Auch Saharastaub steht in Verbindung mit Hurrikans. Denn die trockenen Luftmassen aus der Sahara hindern die Entstehung von tropischen Wirbelstürmen. Doch der Wirkungsbereich ist deutlich größer: Der Staub der Sahara gilt als wertvoller Träger von Mineralstaub-Partikeln, die zum Beispiel den nährstoffarmen Regenwald im Amazonas fruchtbarer machen und über das Mittelmeer auch nach Europa gelangen.
Diamantstaub wird auch Polarschnee genannt und bezeichnet feinste Eisnadeln, die in der Sonne wie Diamanten glitzern. Oftmals entstehen bei geeigneter Sonneneinstrahlung wunderschöne Lichteffekte, sogenannte Halos. Dieses Phänomen entsteht bei starkem Frost im zweistelligen Minusbereich, bei meist wolkenlosem Himmel, wenn Wasserdampf direkt gefriert.
Polarlichter sind magische Leuchterscheinungen. Das Himmelsschauspiel in variierenden Farben wird hauptsächlich um den Polarkreis beobachtet. Dabei werden elektrisch geladene Partikel aus Sonnenwinden durch das Erdmagnetfeld zum Leuchten gebracht. Das Auftreten von diesen Elektrometeoren hängt stark von der Sonnenaktivität ab. Selten treten sie auch im nördlichen Mitteleuropa auf.

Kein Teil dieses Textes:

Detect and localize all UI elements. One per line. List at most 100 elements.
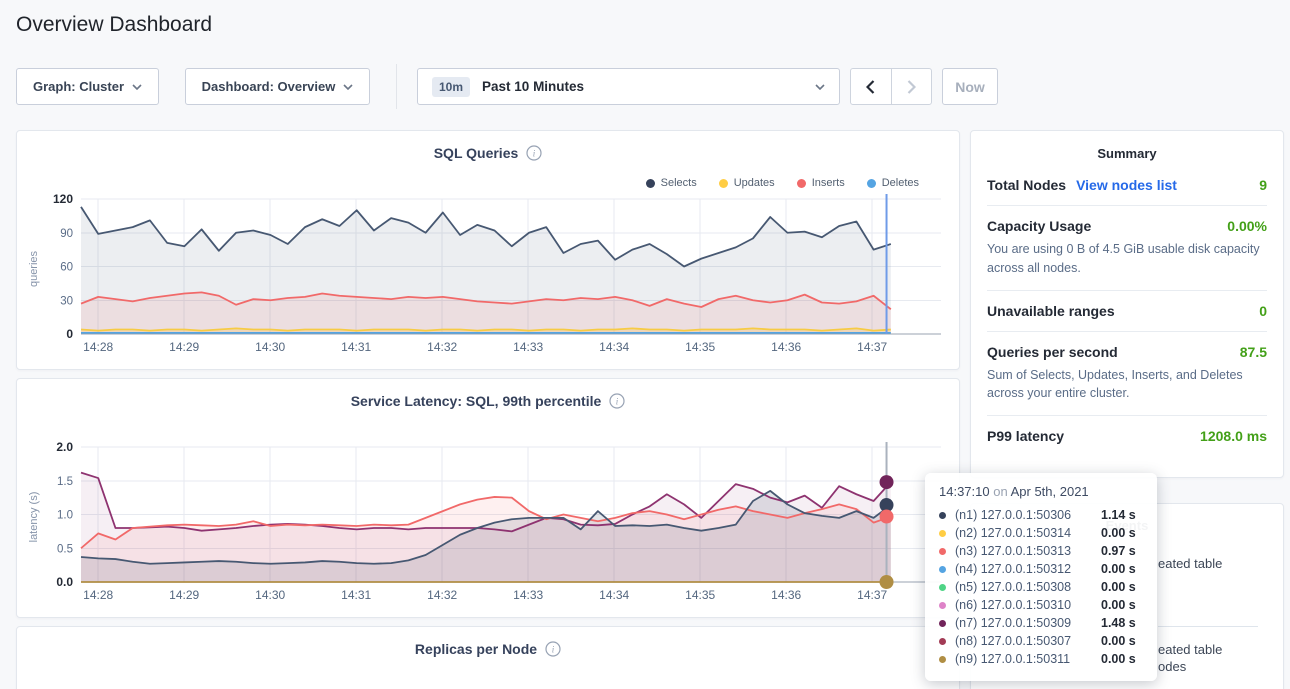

Kurzzeitige Leuchterscheinungen treten ebenfalls im Zusammenhang mit Gewittern auf. Diese elektrischen Wetterphänomene werden unterschiedlich benannt, wie zum Beispiel "Rote Kobolde". Als große, sekundenschnelle Blitze in Säulen- oder Quallen-Form dehnen sich die Kobolde bis in 100 Höhenkilometer aus. Wegen ihrer schwachen Helligkeit sind die Lichtphänomene nur nachts zu beobachten.
Föhnwind ist warmer, trockener Fallwind, der im Windschatten (Leeseite) von größeren Gebirgen auftritt. Dabei steigt die Lufttemperatur, trockene Luft fällt ab und Wolken lösen sich auf. Auf der dem Wind zugewandten Seite (Luv) des Gebirges steigt die Luft und es kommt zu Regen oder Schnee. Vor allem der Föhnwind an den Alpen beschert im Winter zu hohe Temperaturen für die Jahreszeit.
Hochnebel bezeichnet eine Art des Strahlungsnebels als gleichmäßige, tiefliegende Wolkenschicht, die zwischen zehn Metern bis zu zwei Kilometern über dem Boden liegt. Der Nebel entsteht oft im Herbst in Beckenlagen und in manchen Gebirgs-Tälern, wenn sich die Luft bei hoher Feuchtigkeit nachts stark abkühlt.
Cumulonimbus bezeichnet eine vertikale massige Wolke in Form eines hohen Bergs oder Turms. Sie ist Vorbote für Gewitter mit Regen, Hagel oder auch Schnee. Cumulonimbuswolken treten oft mit Böenwalzen am unteren Rand in Erscheinung. Die dunklen Wolken entstehen, wenn sich die Gewitter im Zusammenhang mit einer Gewitterfront verlagern.